Buyers underprice US$24.9b buyout of Dell by 22%
MICHAEL Dell and Silver Lake Partners underpriced their 2013 US$24.9 billion buyout of Dell Inc by about 22 percent and may have to pay tens of millions to investors who opposed the deal for the computer maker, a Delaware judge ruled on Tuesday.
The ruling, which applies to about 5.5 million Dell shares, is a victory for the specialized hedge funds that have increasingly tried to squeeze more money from mergers using a type of lawsuit known as appraisal.
The lawsuits allow investors who oppose a deal, such as the bitterly contested Dell buyout, to sue and ask a Delaware judge to determine a fair deal price.

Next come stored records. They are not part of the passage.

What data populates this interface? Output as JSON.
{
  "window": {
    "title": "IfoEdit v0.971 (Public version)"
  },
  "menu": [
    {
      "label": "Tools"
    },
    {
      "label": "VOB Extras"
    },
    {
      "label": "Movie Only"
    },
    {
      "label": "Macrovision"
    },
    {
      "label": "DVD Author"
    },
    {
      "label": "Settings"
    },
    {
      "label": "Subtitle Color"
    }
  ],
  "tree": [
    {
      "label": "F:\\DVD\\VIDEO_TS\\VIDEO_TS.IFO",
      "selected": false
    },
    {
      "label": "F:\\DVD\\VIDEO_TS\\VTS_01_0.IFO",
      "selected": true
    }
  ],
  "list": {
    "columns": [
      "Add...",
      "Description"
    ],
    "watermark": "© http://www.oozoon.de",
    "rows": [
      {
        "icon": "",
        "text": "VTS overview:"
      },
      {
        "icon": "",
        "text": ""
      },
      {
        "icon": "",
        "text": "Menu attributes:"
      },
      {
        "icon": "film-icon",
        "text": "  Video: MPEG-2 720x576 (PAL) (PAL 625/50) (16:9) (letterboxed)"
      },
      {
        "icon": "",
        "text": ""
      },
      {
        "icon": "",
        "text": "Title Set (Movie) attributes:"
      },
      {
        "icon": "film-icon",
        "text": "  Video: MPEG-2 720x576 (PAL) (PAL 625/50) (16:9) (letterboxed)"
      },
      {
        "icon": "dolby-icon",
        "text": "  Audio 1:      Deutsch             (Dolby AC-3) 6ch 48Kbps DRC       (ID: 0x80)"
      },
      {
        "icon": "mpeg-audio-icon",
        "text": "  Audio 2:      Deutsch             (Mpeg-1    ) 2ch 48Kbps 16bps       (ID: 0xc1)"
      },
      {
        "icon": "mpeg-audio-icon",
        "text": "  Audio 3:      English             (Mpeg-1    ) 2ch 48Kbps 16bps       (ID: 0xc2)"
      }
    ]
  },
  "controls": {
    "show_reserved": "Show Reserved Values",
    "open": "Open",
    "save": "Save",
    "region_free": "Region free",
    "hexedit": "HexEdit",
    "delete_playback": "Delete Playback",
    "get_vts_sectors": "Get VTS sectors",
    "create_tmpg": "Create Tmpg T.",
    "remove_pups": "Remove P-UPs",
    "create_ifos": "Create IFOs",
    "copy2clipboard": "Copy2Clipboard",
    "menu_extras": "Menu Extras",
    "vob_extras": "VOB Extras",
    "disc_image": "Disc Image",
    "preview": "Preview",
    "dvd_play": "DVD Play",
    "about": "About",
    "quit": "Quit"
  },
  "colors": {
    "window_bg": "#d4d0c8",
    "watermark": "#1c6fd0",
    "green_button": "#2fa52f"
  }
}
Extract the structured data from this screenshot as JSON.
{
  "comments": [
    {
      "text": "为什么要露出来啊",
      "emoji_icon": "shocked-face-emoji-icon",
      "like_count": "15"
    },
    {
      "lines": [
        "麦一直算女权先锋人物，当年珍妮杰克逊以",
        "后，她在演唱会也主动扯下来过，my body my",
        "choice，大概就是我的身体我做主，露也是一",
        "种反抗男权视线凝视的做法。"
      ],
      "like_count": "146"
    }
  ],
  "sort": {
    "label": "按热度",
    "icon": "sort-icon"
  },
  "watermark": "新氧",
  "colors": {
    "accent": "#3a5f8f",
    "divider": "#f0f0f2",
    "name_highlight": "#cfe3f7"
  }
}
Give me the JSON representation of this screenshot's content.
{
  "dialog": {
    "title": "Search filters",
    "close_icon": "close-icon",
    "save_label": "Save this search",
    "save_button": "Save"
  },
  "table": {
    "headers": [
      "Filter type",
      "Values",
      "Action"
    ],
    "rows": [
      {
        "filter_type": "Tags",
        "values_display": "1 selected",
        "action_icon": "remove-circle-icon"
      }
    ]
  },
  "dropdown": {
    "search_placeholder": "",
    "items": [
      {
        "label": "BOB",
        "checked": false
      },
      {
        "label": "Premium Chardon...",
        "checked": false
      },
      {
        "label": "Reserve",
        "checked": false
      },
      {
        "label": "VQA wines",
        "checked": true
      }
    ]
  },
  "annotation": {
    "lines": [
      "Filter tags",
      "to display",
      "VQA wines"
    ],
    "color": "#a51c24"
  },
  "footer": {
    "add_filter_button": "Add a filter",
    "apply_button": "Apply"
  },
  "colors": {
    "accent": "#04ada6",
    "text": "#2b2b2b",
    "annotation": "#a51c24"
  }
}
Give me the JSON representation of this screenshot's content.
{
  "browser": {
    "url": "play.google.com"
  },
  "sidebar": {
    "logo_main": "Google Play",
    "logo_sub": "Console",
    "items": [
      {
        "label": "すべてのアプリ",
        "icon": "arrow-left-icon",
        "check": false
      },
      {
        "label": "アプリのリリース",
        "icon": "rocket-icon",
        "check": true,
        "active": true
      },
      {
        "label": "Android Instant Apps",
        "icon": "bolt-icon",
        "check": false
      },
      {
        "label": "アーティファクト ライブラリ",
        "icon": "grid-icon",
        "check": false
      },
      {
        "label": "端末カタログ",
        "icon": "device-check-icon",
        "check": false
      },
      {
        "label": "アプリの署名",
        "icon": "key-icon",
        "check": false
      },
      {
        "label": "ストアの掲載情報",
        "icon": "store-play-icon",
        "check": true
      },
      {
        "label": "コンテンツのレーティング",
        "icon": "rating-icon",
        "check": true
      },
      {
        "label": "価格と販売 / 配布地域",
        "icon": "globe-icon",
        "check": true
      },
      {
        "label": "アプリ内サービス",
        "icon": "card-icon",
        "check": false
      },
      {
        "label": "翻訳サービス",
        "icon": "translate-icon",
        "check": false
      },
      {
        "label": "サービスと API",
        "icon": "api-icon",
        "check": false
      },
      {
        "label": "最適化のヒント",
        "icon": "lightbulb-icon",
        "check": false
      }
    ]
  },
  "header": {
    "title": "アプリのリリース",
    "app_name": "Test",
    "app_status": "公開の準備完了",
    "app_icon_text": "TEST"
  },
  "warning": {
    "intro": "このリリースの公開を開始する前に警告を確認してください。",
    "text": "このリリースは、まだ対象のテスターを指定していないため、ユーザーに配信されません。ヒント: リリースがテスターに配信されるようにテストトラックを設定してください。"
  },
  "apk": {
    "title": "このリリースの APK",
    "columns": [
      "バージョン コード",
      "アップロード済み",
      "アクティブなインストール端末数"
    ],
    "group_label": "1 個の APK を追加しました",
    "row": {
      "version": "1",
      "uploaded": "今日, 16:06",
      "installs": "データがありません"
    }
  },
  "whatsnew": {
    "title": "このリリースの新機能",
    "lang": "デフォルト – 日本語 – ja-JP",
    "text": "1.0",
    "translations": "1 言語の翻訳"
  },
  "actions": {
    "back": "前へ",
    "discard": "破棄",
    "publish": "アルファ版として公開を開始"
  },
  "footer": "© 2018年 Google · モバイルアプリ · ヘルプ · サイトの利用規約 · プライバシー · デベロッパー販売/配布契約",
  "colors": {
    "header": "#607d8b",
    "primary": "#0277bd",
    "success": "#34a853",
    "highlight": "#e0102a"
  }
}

Activist investor Carl Icahn urged Dell shareholders to vote down the deal and take their case for fair value to court. Initially appraisal was sought for about 40 million shares, but the bulk was removed for procedural reasons.
In Tuesday’s ruling, Vice Chancellor Travis Laster said fair value was US$17.62 per share, not the US$13.75 per share deal price. With interest, investors who sought appraisal will collect about US$20.84 per share.
The Dell investors presented evidence that fair value was US$28.61 per share, which would have cost Michael Dell and Silver Lake hundreds of millions of dollars. The buyers contended that fair value was US$12.68.
Dell and a lawyer for the stockholders, Stuart Grant, declined to comment. Tuesday’s ruling can be appealed.
Laster said the Dell buyout took advantage of a dip in the company’s stock price and its board never determined the intrinsic value before negotiating.
“The original merger consideration was dictated by what a financial sponsor could pay and still generate outsized returns,” wrote Laster.
The judge explained why deal price was not a fair value indicator, particularly in a management-led buyout. Delaware judges had used deal price in appraisals involving the closely watched buyouts of Ancestry.com in 2012 and BMC Software Inc in 2013.